Greenbury has had `little impact'

Click to follow
The Independent Online
Just 10 per cent of companies have changed their policy on directors' employment contracts since the 1995 Greenbury report on executive pay, the shareholder advisory consultants, Pirc, claimed yesterday.

In its response to consultation by the Hampel Committee on corporate governance, the successor to the Cadbury Committee headed by ICI chairman Sir Ronnie Hampel, Pirc argued investors had been baffled by a "blizzard of statistics" following the Greenbury codes call for business to publish more information about directors' pay.

The Pirc submission added: "There has been an explosion of detail declared on remuneration, but little direct impact from shareholders in linking pay to performance."

It criticised the "fruit machine effect" of recently introduced long- term bonus schemes (L-Tips), which claim to link share payouts to executives' performance but in reality "deliver arbitrary results". This year many L-Tip schemes will start paying out large sums in shares to directors, often above the straightforward share option plans they replaced.

Pirc said big City shareholders were still not taking the opportunity to influence companies' policies by voting on resolutions at annual general meetings.
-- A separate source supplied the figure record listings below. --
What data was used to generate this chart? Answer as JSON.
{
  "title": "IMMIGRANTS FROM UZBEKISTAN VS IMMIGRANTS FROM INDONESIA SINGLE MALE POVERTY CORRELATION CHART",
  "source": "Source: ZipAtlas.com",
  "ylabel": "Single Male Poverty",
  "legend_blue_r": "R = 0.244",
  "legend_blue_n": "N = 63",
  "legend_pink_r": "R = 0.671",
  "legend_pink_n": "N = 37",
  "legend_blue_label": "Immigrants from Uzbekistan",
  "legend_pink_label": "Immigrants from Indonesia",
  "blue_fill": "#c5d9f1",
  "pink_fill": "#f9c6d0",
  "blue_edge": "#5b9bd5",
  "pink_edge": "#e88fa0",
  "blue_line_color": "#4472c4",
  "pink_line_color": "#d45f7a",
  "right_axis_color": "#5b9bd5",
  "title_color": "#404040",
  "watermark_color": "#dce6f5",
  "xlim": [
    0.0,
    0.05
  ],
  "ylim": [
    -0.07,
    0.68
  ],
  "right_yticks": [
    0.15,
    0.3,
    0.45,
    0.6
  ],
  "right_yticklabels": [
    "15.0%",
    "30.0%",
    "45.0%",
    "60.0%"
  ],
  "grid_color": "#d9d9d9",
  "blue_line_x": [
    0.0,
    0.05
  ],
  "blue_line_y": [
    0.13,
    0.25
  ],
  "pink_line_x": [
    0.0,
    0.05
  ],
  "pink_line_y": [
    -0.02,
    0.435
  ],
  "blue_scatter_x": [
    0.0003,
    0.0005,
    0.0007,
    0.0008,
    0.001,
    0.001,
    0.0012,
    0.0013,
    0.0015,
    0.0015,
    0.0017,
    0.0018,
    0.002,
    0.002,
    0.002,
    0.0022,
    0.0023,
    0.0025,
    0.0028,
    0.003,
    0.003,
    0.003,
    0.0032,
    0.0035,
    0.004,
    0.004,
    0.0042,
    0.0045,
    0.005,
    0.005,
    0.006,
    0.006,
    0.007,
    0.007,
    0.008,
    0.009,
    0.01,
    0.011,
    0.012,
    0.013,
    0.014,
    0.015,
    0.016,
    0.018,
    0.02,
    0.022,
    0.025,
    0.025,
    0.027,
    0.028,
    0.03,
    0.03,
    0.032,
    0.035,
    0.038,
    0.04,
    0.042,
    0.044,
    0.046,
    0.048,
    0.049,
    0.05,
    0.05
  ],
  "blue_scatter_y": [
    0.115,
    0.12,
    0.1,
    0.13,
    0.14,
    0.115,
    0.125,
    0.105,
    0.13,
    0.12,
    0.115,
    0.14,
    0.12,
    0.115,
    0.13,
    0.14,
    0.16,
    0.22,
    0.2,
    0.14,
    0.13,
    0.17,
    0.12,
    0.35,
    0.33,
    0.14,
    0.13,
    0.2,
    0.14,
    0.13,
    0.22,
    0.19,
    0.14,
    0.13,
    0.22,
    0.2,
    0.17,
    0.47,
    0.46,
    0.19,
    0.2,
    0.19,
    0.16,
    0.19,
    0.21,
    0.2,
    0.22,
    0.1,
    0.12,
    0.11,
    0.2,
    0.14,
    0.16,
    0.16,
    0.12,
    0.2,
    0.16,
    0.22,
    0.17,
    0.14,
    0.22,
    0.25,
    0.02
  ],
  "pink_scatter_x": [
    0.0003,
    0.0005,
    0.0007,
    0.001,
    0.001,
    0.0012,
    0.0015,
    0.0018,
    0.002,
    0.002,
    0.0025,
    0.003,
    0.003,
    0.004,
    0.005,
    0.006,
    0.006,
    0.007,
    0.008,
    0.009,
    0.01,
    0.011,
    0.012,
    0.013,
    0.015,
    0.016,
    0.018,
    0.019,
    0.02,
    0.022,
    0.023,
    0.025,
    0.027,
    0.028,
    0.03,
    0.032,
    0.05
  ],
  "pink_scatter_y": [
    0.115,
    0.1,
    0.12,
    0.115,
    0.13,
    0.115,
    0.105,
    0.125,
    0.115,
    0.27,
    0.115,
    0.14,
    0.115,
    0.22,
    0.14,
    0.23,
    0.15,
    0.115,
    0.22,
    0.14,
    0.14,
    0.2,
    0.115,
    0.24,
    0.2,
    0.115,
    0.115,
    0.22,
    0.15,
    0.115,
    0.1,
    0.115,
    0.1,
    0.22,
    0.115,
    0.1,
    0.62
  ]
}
The group argued that institutional investors should be required to make their voting policy public.

The Pirc proposals emerged as British Gas released its annual report, which showed the pay of its directors fell by 11 per cent last year to pounds 3.04m. The report confirmed most senior directors received average pay rises between 3 and 5 per cent from 1 January, information which was made public when the group, now renamed BG Plc, demerged last month.